Event-driven enables loose coupling, improving system scalability and resilience to failures.

→

Event-driven supports complex workflows and better load distribution by decoupling services.

✗ Cons

→

Request-response can cause cascading failures and increased latency if downstream services are slow or unavailable.

→

Event-driven systems add complexity in managing eventual consistency and debugging asynchronous flows.

→

Event-driven requires infrastructure like message brokers, increasing operational overhead.

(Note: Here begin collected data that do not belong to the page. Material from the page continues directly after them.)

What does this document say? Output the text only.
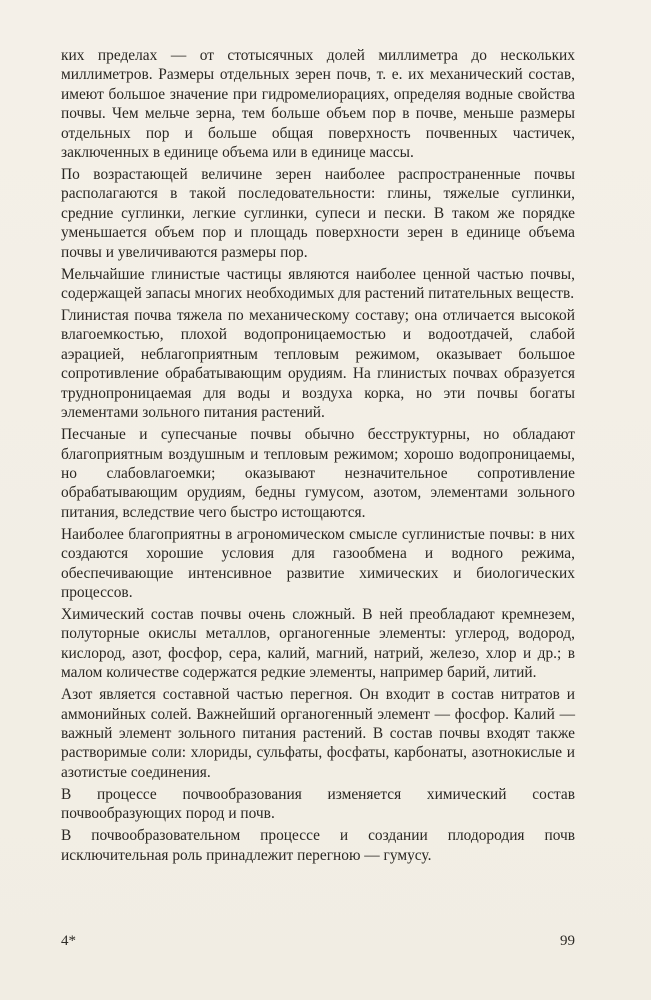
ких пределах — от стотысячных долей миллиметра до нескольких миллиметров. Размеры отдельных зерен почв, т. е. их механический состав, имеют большое значение при гидромелиорациях, определяя водные свойства почвы. Чем мельче зерна, тем больше объем пор в почве, меньше размеры отдельных пор и больше общая поверхность почвенных частичек, заключенных в единице объема или в единице массы.

По возрастающей величине зерен наиболее распространенные почвы располагаются в такой последовательности: глины, тяжелые суглинки, средние суглинки, легкие суглинки, супеси и пески. В таком же порядке уменьшается объем пор и площадь поверхности зерен в единице объема почвы и увеличиваются размеры пор.

Мельчайшие глинистые частицы являются наиболее ценной частью почвы, содержащей запасы многих необходимых для растений питательных веществ.

Глинистая почва тяжела по механическому составу; она отличается высокой влагоемкостью, плохой водопроницаемостью и водоотдачей, слабой аэрацией, неблагоприятным тепловым режимом, оказывает большое сопротивление обрабатывающим орудиям. На глинистых почвах образуется труднопроницаемая для воды и воздуха корка, но эти почвы богаты элементами зольного питания растений.

Песчаные и супесчаные почвы обычно бесструктурны, но обладают благоприятным воздушным и тепловым режимом; хорошо водопроницаемы, но слабовлагоемки; оказывают незначительное сопротивление обрабатывающим орудиям, бедны гумусом, азотом, элементами зольного питания, вследствие чего быстро истощаются.

Наиболее благоприятны в агрономическом смысле суглинистые почвы: в них создаются хорошие условия для газообмена и водного режима, обеспечивающие интенсивное развитие химических и биологических процессов.

Химический состав почвы очень сложный. В ней преобладают кремнезем, полуторные окислы металлов, органогенные элементы: углерод, водород, кислород, азот, фосфор, сера, калий, магний, натрий, железо, хлор и др.; в малом количестве содержатся редкие элементы, например барий, литий.

Азот является составной частью перегноя. Он входит в состав нитратов и аммонийных солей. Важнейший органогенный элемент — фосфор. Калий — важный элемент зольного питания растений. В состав почвы входят также растворимые соли: хлориды, сульфаты, фосфаты, карбонаты, азотнокислые и азотистые соединения.

В процессе почвообразования изменяется химический состав почвообразующих пород и почв.

В почвообразовательном процессе и создании плодородия почв исключительная роль принадлежит перегною — гумусу.

4*	99
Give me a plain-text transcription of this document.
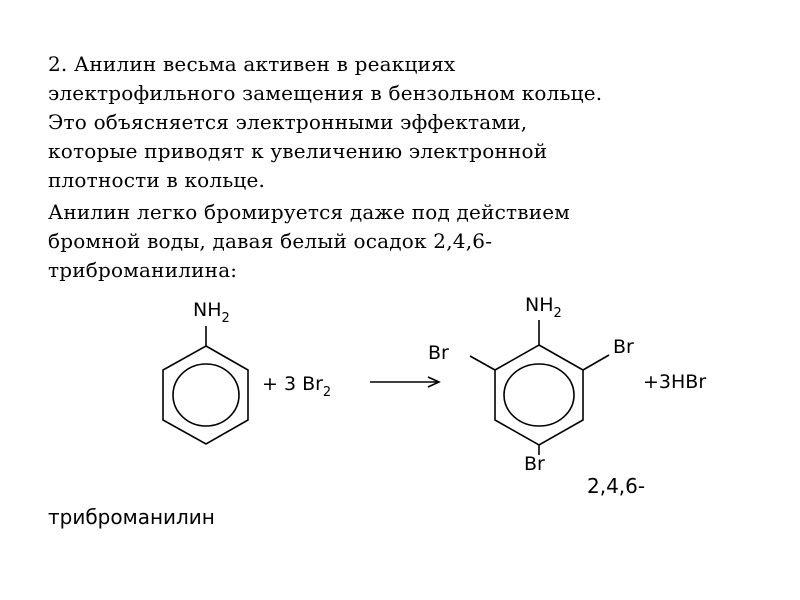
2. Анилин весьма активен в реакциях
электрофильного замещения в бензольном кольце.
Это объясняется электронными эффектами,
которые приводят к увеличению электронной
плотности в кольце.

Анилин легко бромируется даже под действием
бромной воды, давая белый осадок 2,4,6-
триброманилина:

$NH_2$
+ 3 $Br_2$
$NH_2$
Br	Br
Br
+3HBr

2,4,6-

триброманилин
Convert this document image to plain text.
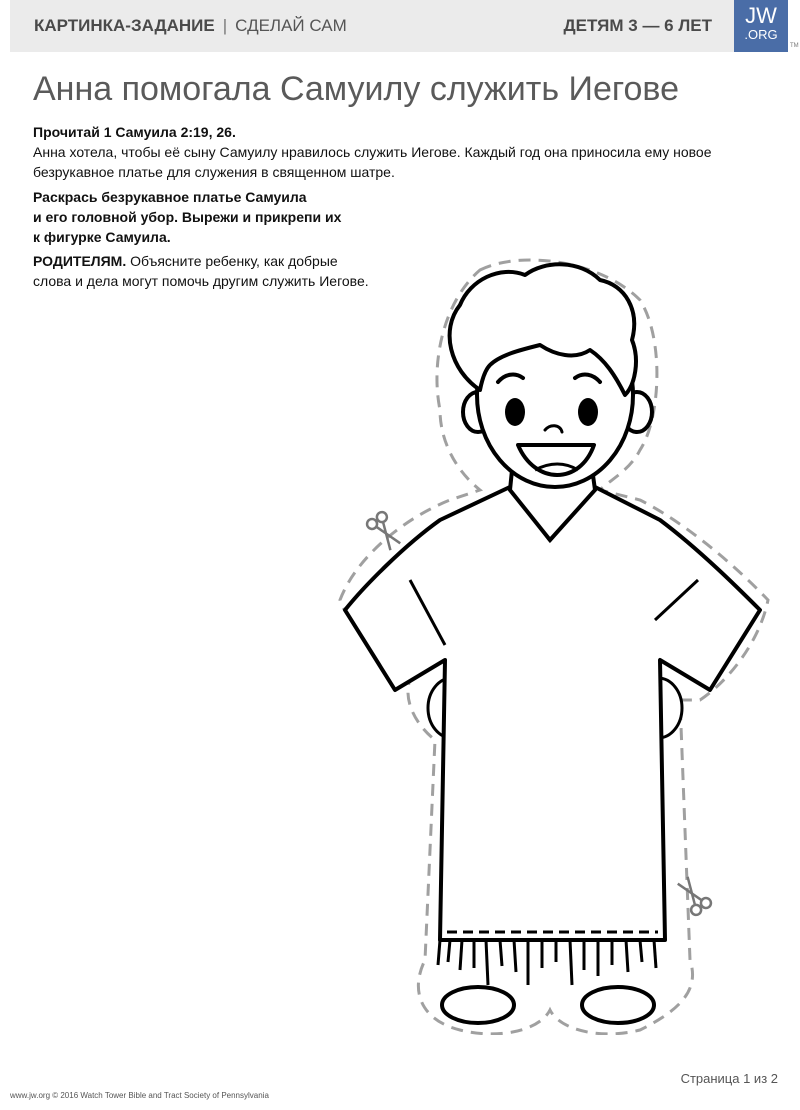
КАРТИНКА-ЗАДАНИЕ | СДЕЛАЙ САМ	ДЕТЯМ 3 — 6 ЛЕТ	JW
.ORG
TM
Анна помогала Самуилу служить Иегове
Прочитай 1 Самуила 2:19, 26.
Анна хотела, чтобы её сыну Самуилу нравилось служить Иегове. Каждый год она приносила ему новое безрукавное платье для служения в священном шатре.
Раскрась безрукавное платье Самуила
и его головной убор. Вырежи и прикрепи их
к фигурке Самуила.
РОДИТЕЛЯМ. Объясните ребенку, как добрые слова и дела могут помочь другим служить Иегове.
www.jw.org © 2016 Watch Tower Bible and Tract Society of Pennsylvania
Страница 1 из 2
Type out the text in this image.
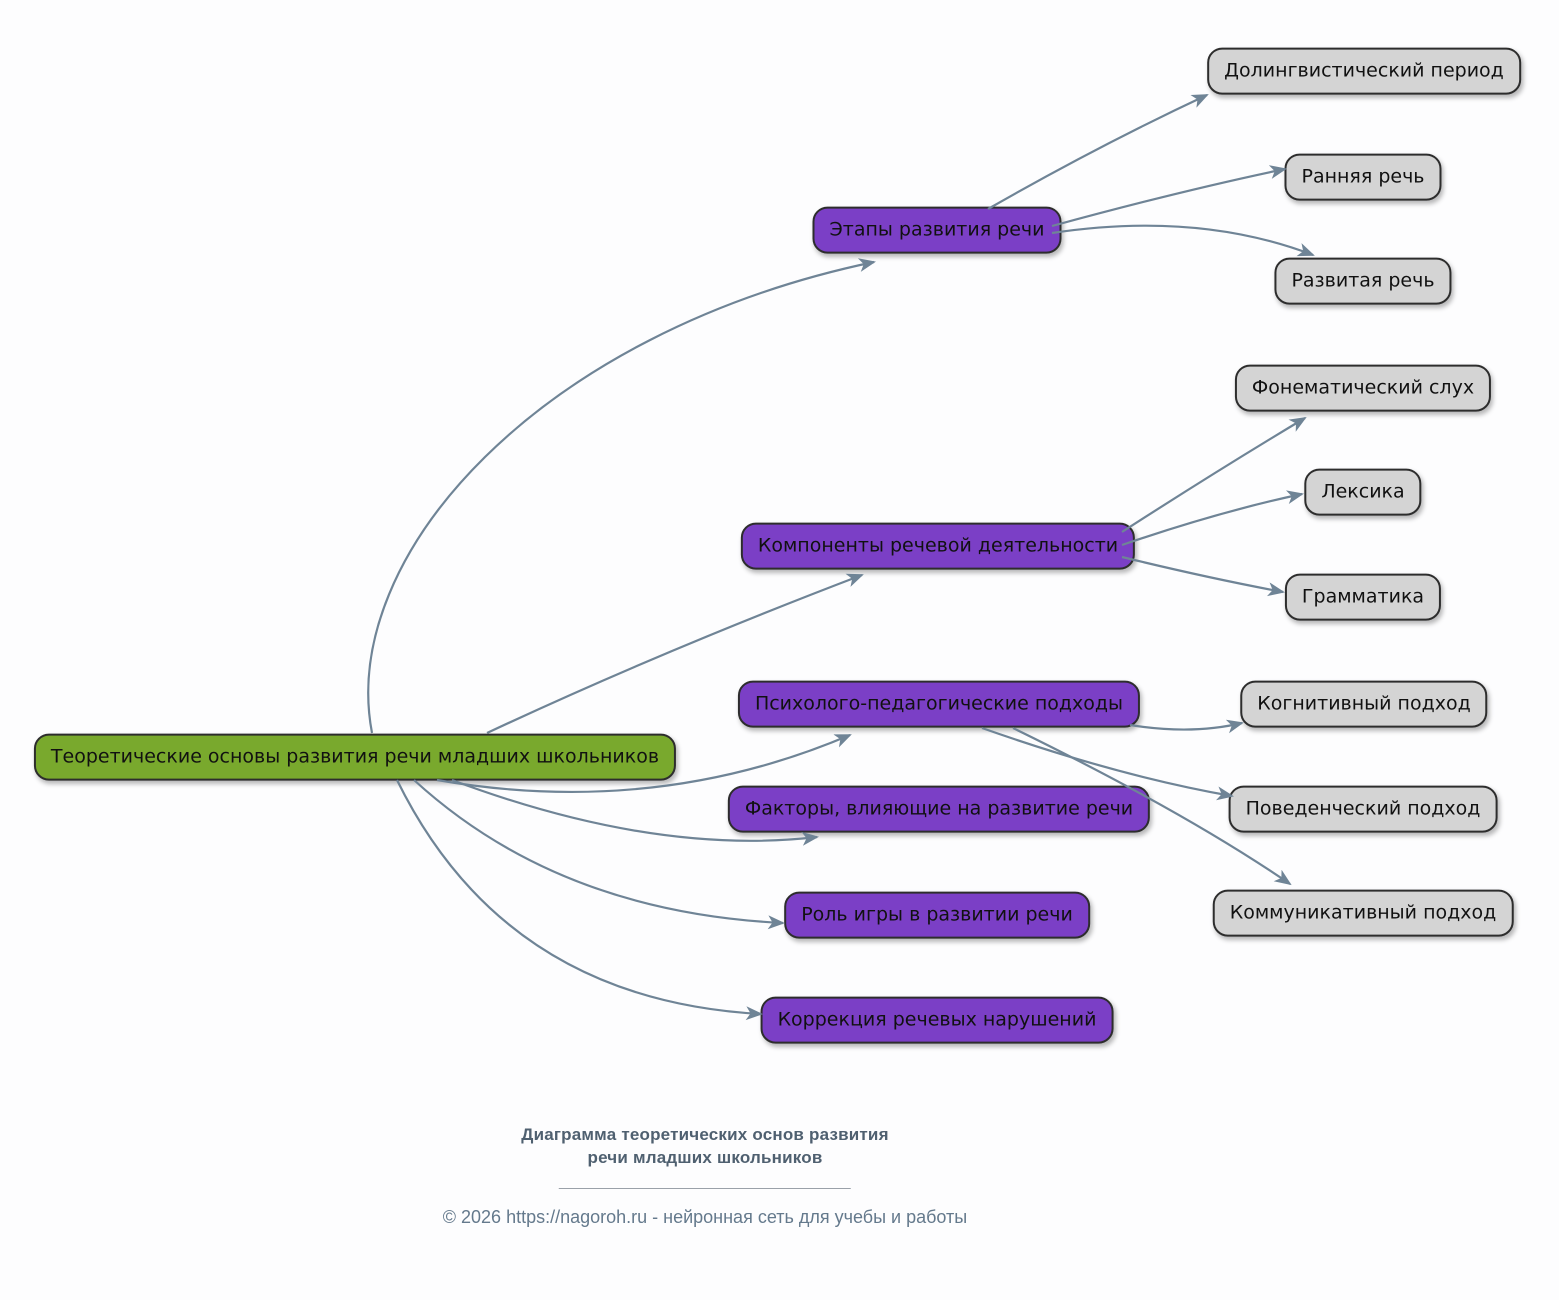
Теоретические основы развития речи младших школьников
Этапы развития речи
Долингвистический период
Ранняя речь
Развитая речь
Компоненты речевой деятельности
Фонематический слух
Лексика
Грамматика
Психолого-педагогические подходы	Когнитивный подход
Поведенческий подход
Коммуникативный подход
Факторы, влияющие на развитие речи
Роль игры в развитии речи
Коррекция речевых нарушений
Диаграмма теоретических основ развития речи младших школьников
© 2026 https://nagoroh.ru - нейронная сеть для учебы и работы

Use request-response when immediate response is critical and service dependencies are stable and low-latency. Use event-driven when building scalable, resilient systems with complex workflows or high throughput requirements.

Avoid request-response for high-latency or unreliable downstream services to prevent blocking. Avoid event-driven for simple, low-scale systems where added complexity and infrastructure are not justified.

Real World Examples

Uber

Uses event-driven architecture to decouple services like ride matching and notifications, enabling asynchronous processing and scaling under high demand.

Netflix

Employs request-response for user authentication where immediate validation is required, and event-driven for streaming data processing pipelines.

Amazon

Uses request-response for order placement to ensure immediate confirmation, and event-driven for inventory updates and shipment tracking asynchronously.

Code Example

The before code shows a synchronous HTTP request where Service A waits for Service B's response. The after code demonstrates an event-driven approach where Service A publishes an event to an event bus, and Service B asynchronously processes it without blocking Service A.

Microservices

### Before: Request-Response (Synchronous)
import requests

def get_user_data(user_id):
    response = requests.get(f"http://service-b/users/{user_id}")
    if response.status_code == 200:
        return response.json()
    else:
        return None


### After: Event-Driven (Asynchronous)
import asyncio

class EventBus:
    def __init__(self):
        self.subscribers = []

    def subscribe(self, callback):
        self.subscribers.append(callback)

    async def publish(self, event):
        for subscriber in self.subscribers:
            await subscriber(event)

async def service_a(event_bus, user_id):
    event = {"type": "UserRequested", "user_id": user_id}
    await event_bus.publish(event)

async def service_b(event):
    if event["type"] == "UserRequested":
        print(f"Processing user {event['user_id']}")

async def main():
    bus = EventBus()
    bus.subscribe(service_b)
    await service_a(bus, 123)

asyncio.run(main())

OutputSuccess

Alternatives

Batch Processing

Processes data in large groups at scheduled times rather than real-time communication.

Use when: Choose when real-time interaction is not required and throughput optimization is prioritized.

Polling

Clients repeatedly check for updates instead of receiving events asynchronously.

Use when: Choose when event-driven infrastructure is unavailable and update frequency is low.

Summary

Request-response communication waits for immediate replies, making it simple but tightly coupled and potentially blocking.

Event-driven communication uses asynchronous events to decouple services, improving scalability and fault tolerance.

Choosing between them depends on system requirements like latency sensitivity, complexity, and scale.